LEISHMANIOSE E PLANTAS MEDICINAIS: UMA REVISÃO

Mardjori Andrade Hellmann, Eli Danieli Marchesan, Leonardo Garcia Velasquez

Resumo


A leishmaniose, segundo a Organização Mundial de Saúde, é uma das mais negligenciadas doenças tropicais re-emergentes, sendo reportada em várias partes do globo. Diante das dificuldades encontradas com as drogas disponíveis no mercado atualmente, como a elevada toxicidade e, em alguns casos, resistência por parte do parasito, inúmeras pesquisas tem sido realizadas com o objetivo de encontrar novas alternativas para o tratamento da leishmaniose. Nesse contexto, chama-se a atenção para o foco em compostos oriundos de plantas, as quais podem apresentar moléculas que tragam bons resultados no futuro. O objetivo de presente trabalho foi o de realizar uma revisão bibliográfica sobre produtos naturais utilizados em pesquisas com Leishmania como potenciais agentes utilizados como forma de tratamento contra o referido parasita. Foram analisados artigos científicos publicados nos últimos 5 anos nas bases eletrônicas de dados indexados na base de dados da LILACS, PubMed e ScienceDirect, utilizando os descritores em português “plantas medicinais”, “leishmania” e seus correspondentes em Inglês. Selecionaram-se 61 artigos de estudos científicos, oriundos de 17 países, a maioria realizada no Brasil e Índia.
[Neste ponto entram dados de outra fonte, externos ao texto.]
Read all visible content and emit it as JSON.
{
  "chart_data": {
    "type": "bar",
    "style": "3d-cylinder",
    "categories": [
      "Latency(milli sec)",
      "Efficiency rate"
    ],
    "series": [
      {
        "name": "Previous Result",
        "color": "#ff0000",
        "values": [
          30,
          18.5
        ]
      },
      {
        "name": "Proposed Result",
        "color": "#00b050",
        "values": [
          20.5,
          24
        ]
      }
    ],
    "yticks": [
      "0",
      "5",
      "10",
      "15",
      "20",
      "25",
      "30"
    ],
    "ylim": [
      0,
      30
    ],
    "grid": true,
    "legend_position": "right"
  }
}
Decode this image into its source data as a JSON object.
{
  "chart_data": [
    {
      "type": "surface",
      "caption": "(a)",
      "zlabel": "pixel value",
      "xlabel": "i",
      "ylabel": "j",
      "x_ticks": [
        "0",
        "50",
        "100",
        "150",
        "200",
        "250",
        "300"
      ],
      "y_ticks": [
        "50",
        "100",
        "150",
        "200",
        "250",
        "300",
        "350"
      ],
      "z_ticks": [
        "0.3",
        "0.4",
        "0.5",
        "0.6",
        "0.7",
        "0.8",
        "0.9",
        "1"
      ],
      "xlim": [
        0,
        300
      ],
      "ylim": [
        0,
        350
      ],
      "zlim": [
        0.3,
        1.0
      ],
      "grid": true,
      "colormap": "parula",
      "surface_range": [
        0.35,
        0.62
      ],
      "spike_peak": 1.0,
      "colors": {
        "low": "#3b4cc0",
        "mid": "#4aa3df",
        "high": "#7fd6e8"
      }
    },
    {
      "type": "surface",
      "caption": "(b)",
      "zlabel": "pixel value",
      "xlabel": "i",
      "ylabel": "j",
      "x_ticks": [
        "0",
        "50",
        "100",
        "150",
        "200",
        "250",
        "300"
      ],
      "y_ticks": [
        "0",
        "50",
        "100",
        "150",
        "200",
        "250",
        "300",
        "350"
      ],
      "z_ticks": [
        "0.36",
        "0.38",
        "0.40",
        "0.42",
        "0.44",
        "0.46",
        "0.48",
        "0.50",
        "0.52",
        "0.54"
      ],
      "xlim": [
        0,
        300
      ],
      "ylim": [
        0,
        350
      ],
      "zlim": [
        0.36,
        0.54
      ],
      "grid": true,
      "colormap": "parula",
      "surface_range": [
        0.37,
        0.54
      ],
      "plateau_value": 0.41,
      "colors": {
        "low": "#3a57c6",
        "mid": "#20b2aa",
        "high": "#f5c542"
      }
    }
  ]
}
Com base nos mecanismos de ação propostos pelos autores dos trabalhos realizados com amastigotos de Leishmania, grande parte está associada com estresse oxidativo na célula e com alterações no ambiente do macrófago, criando espécies reativas que funcionam como microbicidas. É possível que um composto ativo de uma planta tenha mais de um alvo na célula, sendo capaz de interferir de diferentes maneiras, dependendo do tipo celular e dos alvos disponíveis. As vantagens da utilização da fitoterapia incluem o baixo custo, baixa incidência de efeitos colaterais e sua efetividade. Além disso, é importante que sejam consideradas as espécies vegetais disponíveis no local, visando à diminuição nos custos do fitoterápico.